What is FilePath2URLPipelet?
It's a conversion pipelet which transforms a path from a filesystem into a corresponding URL.
How to use FilePath2URLPipelet in Eccenca.CE.
In this page is described how to
- Install required pipelet from update site,
- Add new field to FileIndex collection to store the file URL
- Invoke URL calculation from conversion pipeline.
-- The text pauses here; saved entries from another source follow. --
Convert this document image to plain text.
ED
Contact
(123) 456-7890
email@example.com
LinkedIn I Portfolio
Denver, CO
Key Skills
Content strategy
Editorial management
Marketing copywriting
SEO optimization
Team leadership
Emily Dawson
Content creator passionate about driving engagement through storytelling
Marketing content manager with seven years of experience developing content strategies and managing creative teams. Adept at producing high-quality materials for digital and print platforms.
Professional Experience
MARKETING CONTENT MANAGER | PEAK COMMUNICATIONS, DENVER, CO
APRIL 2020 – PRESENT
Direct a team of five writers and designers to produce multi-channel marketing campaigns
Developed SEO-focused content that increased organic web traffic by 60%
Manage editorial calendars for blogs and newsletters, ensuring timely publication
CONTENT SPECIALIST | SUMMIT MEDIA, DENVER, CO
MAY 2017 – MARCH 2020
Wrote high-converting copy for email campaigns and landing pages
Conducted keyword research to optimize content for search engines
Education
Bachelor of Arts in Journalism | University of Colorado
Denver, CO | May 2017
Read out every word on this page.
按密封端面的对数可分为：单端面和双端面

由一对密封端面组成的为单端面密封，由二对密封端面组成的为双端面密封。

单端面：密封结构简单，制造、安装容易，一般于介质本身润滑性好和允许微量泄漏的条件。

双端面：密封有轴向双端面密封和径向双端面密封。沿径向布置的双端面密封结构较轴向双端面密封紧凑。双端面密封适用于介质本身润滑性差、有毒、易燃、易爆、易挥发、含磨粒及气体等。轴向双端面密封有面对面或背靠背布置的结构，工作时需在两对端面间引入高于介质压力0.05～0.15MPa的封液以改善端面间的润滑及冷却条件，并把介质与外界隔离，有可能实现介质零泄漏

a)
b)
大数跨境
- Crawl, search and check results
Workflow
Install Basic Pipelet feature from Eccenca.CE update site


after pressing "Apply changes" pipelet will be installed
Modify collection by adding new field for storing URL
Remove physical index
- Navigate to the "Collections" tab
- Remove index for FileIndex collection.
Add new text field to IndexStructure
- Navigate to FileIndex collection
- Navigate to IndexStructure tab of Collection and add field to configuration XML. It will be field with number 6.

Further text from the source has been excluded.